Mr. Marceau said he intends to “act rapidly” on some of the recommendations made by a task force on the protection of Quebec businesses. That much-anticipated report was released at the same time as the budget.
The task force was created in the spring of 2013 in the wake of the failed takeover attempt of hardware chain Rona Inc. by American retailer Lowe’s Cos.
A former Rona CEO and a former Rona board member were among the task force’s eight members.
Empowering boards so that they can reject an unsolicited takeover bid is a widely shared objective by Quebec Inc.
The objective is to give companies the ability to fend off acquisition attempts that may be seen as undervaluing companies, or opportunistically taking advantage of them during times of temporary weakness.
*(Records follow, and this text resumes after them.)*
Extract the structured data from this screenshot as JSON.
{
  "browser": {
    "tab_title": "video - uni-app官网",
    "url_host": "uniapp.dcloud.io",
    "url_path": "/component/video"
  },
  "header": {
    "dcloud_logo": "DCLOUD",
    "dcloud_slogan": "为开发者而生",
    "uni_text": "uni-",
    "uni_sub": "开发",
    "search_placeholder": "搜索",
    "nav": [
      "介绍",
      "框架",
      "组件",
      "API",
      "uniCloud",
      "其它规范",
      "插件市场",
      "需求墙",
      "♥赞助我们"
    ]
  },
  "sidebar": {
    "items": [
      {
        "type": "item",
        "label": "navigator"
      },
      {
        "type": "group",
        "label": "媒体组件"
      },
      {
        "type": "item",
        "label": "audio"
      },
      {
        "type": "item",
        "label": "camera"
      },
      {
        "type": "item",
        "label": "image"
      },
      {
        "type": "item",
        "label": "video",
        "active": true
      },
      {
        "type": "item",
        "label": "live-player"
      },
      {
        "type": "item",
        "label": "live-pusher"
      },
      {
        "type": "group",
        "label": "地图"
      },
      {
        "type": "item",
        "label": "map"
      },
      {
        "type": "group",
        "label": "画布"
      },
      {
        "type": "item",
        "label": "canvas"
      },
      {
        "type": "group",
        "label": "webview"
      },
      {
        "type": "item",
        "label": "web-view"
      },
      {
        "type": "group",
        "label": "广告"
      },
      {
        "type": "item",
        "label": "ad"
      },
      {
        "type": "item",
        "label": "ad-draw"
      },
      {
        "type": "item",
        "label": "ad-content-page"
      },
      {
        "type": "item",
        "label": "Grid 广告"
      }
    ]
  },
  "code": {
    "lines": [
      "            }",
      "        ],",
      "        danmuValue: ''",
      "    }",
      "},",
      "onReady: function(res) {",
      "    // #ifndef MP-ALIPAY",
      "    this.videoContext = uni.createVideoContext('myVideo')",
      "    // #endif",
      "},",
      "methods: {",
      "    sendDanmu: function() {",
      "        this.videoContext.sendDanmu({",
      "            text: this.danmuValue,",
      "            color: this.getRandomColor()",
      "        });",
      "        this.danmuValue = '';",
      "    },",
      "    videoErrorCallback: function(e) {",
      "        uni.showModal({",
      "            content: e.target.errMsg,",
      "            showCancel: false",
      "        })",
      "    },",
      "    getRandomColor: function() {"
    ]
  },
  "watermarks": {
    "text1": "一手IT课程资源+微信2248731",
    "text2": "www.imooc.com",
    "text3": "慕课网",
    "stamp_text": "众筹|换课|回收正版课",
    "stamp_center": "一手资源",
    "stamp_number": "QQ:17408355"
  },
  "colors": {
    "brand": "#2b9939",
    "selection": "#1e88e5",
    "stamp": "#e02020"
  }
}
Mr. Marceau plans to amend the province’s Business Corporations Act so that companies facing hostile takeovers could give additional voting rights to investors who have held their shares for two years or more. Quebec would also allow companies to put strict limitations on what an acquirer could do with the assets of the business it covets as a way to deter unsolicited transactions.
For instance, an unwanted acquirer could be forbidden from selling or spinning off assets representing 15 per cent or more of the company for five years. It could be prevented from replacing board members before their term expires. It could also lose the voting rights attached to shares after the hostile takeover bid is launched.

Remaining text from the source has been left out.